En la ciudad buscan el sol y la animación frente a Botines, pero también hay otros espacios, como eran las tertulias en la sala de espera de la vieja estación, donde se hablaba y hacía punto. Otro refugio singular es el vestíbulo del Musac, cálido, luminoso, amplio y ameno. Todas las tardes ocupan los asientos, como estatuas vivientes de una instalación. Constituyen el mayor número de visitantes, pero jamás han puesto los pies en una sala de exposiciones.

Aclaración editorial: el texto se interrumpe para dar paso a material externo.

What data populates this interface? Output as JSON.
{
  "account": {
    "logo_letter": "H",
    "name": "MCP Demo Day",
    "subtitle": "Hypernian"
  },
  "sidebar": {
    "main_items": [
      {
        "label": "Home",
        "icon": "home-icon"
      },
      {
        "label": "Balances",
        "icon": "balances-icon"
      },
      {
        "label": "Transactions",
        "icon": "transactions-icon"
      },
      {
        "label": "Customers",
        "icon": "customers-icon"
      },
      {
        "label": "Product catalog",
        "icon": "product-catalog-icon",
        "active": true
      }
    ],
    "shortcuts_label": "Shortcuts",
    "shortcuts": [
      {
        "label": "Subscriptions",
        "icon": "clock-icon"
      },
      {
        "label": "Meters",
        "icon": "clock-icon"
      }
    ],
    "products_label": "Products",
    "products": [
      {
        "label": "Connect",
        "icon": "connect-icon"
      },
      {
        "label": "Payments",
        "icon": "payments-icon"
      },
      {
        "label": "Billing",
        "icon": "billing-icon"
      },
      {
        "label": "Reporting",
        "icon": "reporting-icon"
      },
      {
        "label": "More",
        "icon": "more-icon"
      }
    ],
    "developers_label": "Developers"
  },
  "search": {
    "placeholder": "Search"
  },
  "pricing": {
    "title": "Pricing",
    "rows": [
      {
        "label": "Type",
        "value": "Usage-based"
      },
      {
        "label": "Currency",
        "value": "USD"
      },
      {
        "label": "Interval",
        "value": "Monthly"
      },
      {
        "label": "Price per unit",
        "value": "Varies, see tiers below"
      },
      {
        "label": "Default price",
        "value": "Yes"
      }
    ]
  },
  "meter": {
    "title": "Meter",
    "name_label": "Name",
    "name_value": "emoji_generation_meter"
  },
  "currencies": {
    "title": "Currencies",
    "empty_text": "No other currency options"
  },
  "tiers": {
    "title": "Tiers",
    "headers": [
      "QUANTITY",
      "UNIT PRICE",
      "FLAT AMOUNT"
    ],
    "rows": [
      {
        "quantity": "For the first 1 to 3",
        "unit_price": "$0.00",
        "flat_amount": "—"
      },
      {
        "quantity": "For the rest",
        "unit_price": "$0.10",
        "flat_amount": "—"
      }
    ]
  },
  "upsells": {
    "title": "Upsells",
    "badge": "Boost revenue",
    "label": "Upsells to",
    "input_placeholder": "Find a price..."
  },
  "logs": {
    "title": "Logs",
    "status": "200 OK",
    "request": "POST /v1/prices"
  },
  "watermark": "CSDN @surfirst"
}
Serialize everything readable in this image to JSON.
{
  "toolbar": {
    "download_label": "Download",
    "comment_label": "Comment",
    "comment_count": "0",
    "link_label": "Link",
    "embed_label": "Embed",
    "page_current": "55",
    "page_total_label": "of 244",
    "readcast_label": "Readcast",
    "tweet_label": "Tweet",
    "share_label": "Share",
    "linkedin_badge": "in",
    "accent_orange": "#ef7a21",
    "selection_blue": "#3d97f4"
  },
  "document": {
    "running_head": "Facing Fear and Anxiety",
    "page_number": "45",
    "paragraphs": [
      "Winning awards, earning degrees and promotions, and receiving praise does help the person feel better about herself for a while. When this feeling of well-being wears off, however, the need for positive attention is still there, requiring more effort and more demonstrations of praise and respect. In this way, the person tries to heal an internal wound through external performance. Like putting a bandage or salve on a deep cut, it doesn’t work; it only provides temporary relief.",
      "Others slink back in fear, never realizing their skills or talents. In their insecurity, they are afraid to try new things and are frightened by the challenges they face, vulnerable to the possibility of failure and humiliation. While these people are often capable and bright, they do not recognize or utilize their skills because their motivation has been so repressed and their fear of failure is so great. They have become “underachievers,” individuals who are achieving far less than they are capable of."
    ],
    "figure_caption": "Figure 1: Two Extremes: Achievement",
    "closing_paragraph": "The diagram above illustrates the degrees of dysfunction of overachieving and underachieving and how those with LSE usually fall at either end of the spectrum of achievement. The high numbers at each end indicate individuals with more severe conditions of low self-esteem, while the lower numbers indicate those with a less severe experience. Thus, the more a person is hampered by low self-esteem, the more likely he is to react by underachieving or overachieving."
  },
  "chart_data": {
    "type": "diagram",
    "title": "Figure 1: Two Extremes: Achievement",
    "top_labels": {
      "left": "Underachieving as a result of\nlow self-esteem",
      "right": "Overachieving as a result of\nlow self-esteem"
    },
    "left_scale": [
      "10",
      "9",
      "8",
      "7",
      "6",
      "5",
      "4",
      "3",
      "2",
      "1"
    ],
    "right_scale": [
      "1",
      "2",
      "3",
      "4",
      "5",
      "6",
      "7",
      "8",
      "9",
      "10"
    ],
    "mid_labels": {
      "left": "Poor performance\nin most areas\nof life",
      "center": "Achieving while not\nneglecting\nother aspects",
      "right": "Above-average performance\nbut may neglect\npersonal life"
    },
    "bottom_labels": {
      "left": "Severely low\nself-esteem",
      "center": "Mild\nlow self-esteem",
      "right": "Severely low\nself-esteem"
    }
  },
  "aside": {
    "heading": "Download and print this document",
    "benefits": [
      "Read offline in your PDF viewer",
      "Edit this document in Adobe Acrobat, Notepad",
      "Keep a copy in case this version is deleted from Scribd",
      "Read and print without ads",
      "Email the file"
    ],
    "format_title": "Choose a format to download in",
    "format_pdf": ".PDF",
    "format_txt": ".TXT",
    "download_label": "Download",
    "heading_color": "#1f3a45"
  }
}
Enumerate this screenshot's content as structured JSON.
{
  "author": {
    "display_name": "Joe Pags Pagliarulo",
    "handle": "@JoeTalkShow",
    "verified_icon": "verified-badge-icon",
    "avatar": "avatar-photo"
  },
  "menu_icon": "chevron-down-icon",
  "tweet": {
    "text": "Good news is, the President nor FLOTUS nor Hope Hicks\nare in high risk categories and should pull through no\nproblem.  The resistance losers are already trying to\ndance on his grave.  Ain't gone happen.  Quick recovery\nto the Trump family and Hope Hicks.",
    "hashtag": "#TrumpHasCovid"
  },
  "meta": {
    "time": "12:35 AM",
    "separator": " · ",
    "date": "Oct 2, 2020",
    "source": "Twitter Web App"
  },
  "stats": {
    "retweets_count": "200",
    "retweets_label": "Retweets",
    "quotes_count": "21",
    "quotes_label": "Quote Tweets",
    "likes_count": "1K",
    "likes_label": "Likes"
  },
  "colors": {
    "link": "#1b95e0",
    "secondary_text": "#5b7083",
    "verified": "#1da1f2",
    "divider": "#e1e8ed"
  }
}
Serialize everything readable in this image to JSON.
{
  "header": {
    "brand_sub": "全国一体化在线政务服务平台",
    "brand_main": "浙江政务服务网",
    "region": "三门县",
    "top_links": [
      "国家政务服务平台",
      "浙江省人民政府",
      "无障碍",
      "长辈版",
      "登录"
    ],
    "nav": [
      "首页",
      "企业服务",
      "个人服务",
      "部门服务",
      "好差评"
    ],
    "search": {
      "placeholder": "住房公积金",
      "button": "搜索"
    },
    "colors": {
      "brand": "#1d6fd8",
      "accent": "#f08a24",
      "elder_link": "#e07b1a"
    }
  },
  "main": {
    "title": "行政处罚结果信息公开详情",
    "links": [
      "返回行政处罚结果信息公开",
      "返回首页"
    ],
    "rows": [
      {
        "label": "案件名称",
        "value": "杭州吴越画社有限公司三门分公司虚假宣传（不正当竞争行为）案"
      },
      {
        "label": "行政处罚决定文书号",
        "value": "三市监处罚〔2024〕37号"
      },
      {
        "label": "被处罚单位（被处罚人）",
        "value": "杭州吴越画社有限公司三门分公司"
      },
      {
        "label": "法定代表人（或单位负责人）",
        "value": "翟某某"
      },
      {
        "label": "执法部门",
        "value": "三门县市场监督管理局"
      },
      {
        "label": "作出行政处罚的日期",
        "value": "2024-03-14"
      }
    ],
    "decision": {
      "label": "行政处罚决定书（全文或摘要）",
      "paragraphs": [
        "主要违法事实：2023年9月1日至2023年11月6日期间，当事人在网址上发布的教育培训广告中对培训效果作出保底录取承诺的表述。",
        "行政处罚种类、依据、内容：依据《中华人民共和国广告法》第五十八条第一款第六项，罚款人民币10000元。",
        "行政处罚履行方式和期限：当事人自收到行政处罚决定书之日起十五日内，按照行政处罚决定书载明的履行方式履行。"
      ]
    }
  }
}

Las estatuas propiamente dichas de la ciudad van a ser objeto del ayuntamiento, que se propone, visto el deterioro de la de Guzmán el Bueno, restaurar las otras diseminadas por la ciudad. Sin duda hay buenos artistas leoneses, con obras que han pasado a ser parte de la identidad leonesa: la de las manos, frente a la catedral o la negrilla –de Uriarte y Amancio, respectivamente–.

Pero hay otras que por mérito propio, deberían ser llevadas a la chatarra de la Viuda de Benito o a la fundición de Nava por su mediocridad. La primera, el maniquí de Trapote, en la plaza de Regla. Otra, las perneras de Torres de Omaña que una joven belga de paso nos coló. Cobró, desapareció y, luego, supimos que era un plagio descarado.

Más ofensiva, el grupo –familia leonesa, glups– asentado en Burgo Nuevo, de Royán, y otras del mismo autor. Mas la peor, sin duda, es la de Diego Segura, dedicada a Durruti, en el jardín de Santa Ana; una infamia al anarquista que es lo más parecido a un urinario de diseño.

Dos piedras enfrentadas, con unas concavidades chapadas en latón, donde los viejos, y no tanto, acuden cuando aprieta la vejiga y, entre dos peñas feroces, sueltan aguas menores. Tal como está el patio no es cosa de pagar un café por imperativo de la próstata.